I'm finding that it comes from the (packed) Validation plug-in script.
I think it might need a semi-colon at the end of that whole packed
string. Try adding that manually and see if it makes a differences.
Try the min version also if you haven't.

On Feb 6, 6:30 am, Tintin81 <tkleem...@gmail.com> wrote:
> Hi Henry,
>
> Thanks you very much for your help. I have eradicated the comma and
> also did some other polishing work, but nothing has changed :-(
>
> The error message I am getting in Internet Explorer 6 is still the
> same. What bugs me is that Internet Explorer doesn't tell me the exact
> name of the file that the error comes from.
>
> It is constantly referring to a missing semicolon, but I can't figure
> out where that might be. Not even in which file...
>
> Can anybody come to the rescue?
>
> Thanks for any help in this matter...
>
> On Feb 6, 12:40 pm, Henry <rcornf...@raindrop.co.uk> wrote:
>
> > On Feb 6, 10:30 am, Tintin81 wrote:> I am new to Javascript and implemented 
> > a few nice JQuery
> > > features on <a href="http://new.designbits.de";>my new
> > > website</a> . All of them work great in Firefox and Safari.
>
> > > In IE6, however, the site looks like a mess, even with
> > > Javascript enabled in the options panel.
>
> > <snip>
>
> > There are two JScript errors reported as that page loads in IE. The
> > first is a complaint about a missing ';' (and you will have to track
> > down yourself), the second is in your functions.js file where you
> > have:-
>
> > $.extend($.validator.messages, {
> >      required: "",
> >     email: "",
>
> > });
>
> > - in which an object literal's contents end in a comma.

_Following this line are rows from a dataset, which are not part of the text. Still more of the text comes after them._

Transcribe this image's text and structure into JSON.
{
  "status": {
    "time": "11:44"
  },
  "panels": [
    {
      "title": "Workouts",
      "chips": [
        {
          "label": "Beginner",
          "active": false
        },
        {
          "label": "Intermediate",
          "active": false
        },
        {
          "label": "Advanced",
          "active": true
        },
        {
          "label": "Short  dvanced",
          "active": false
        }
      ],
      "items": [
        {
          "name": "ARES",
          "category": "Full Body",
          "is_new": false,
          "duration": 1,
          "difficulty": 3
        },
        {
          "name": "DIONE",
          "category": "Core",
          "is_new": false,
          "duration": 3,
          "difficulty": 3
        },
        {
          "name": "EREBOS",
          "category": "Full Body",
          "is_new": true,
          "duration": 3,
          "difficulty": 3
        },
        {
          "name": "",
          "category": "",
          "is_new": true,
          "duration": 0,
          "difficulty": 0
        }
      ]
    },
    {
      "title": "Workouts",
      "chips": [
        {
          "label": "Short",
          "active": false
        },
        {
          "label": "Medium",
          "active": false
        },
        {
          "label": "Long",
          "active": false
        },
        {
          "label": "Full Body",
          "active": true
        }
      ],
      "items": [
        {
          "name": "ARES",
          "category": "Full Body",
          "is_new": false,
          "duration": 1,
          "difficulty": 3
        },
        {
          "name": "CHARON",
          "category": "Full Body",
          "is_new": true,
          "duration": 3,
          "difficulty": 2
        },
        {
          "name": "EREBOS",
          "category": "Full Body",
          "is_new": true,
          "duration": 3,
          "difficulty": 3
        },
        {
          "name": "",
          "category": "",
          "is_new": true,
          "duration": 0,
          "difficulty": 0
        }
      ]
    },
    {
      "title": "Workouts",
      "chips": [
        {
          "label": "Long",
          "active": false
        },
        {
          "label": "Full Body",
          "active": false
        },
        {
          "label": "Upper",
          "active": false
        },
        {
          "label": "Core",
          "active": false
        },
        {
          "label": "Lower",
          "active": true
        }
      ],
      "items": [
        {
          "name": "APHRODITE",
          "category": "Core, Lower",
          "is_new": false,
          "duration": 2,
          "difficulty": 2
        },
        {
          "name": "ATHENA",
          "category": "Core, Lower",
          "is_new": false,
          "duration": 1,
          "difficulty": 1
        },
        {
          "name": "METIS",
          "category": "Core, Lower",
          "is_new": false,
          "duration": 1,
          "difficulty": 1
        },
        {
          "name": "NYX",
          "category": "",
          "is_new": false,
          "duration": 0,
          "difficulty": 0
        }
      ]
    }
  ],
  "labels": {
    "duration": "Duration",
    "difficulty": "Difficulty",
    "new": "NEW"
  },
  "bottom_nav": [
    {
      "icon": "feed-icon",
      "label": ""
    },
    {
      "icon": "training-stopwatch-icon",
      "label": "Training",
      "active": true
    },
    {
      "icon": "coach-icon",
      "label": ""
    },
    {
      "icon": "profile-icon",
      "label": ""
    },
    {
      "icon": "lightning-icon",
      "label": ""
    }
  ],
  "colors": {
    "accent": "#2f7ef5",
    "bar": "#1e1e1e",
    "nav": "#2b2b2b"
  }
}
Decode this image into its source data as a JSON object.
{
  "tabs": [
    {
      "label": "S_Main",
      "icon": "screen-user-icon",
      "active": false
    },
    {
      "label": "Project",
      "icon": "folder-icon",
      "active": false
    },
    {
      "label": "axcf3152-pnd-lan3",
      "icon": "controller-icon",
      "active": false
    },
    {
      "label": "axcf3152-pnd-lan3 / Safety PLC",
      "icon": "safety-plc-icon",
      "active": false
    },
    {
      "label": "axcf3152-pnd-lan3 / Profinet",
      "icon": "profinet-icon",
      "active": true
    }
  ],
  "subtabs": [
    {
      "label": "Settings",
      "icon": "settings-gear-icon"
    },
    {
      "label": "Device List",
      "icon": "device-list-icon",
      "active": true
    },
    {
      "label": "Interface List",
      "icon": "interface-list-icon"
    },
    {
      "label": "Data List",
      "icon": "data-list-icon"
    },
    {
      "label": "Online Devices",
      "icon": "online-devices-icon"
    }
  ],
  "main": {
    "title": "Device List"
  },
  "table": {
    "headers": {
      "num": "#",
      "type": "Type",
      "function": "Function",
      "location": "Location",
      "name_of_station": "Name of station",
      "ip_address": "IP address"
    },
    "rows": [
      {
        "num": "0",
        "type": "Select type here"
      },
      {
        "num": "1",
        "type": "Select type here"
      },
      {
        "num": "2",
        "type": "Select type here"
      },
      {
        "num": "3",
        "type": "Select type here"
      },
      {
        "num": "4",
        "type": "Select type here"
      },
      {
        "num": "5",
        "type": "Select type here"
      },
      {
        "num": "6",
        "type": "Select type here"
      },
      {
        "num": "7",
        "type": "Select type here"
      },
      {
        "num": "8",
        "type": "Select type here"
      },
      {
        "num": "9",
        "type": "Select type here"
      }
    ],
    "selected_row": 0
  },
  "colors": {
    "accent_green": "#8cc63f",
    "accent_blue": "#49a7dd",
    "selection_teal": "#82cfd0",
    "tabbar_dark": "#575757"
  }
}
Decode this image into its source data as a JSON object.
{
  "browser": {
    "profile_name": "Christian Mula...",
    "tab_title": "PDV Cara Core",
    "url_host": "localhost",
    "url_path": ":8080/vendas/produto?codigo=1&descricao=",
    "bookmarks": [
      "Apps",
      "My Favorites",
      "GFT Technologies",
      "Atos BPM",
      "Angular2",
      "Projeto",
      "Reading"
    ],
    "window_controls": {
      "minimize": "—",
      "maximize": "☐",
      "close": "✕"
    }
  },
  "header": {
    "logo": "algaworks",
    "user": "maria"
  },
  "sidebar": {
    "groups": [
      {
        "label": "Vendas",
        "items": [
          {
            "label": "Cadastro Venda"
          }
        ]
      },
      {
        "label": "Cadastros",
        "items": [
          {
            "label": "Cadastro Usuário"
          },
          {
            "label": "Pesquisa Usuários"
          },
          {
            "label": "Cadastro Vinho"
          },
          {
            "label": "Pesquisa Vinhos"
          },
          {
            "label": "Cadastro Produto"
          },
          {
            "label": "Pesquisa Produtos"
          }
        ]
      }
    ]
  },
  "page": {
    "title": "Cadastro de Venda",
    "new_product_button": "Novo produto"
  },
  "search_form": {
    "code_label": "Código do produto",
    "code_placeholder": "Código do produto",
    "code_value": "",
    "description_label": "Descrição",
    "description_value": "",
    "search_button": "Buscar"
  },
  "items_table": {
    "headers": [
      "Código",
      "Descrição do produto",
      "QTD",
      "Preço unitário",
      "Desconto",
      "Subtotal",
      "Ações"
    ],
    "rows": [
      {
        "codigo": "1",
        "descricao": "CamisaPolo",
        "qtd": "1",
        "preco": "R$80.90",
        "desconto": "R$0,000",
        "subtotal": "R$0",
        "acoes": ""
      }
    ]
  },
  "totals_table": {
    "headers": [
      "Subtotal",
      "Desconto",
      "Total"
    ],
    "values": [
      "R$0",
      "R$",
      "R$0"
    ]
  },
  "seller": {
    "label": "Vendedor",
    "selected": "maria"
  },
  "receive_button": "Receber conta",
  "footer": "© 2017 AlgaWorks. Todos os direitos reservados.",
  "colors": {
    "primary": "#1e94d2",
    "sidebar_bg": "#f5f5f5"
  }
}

This is a
> > syntax error by ECMAScript rules, and so should be expected to be a
> > syntax error in browsers that implement the ECMAScript standard (such
> > as JScript in IE (more or less)). The ECMA standard allows syntax
> > extension and JavaScript(tm) (and good JavaScript(tm) imitators) take
> > advantage of that to be more tolerant of commas at the end of object
> > literal contents than they need to be (as the extra commas do not
> > result in ambiguities). JScript doesn't and so sees the comma as a
> > syntax error, and so that is a very likely cause of differences in
> > behaviour between IE and other browsers. Particularly if the behaviour
> > on IE looks like total failure to act on a script.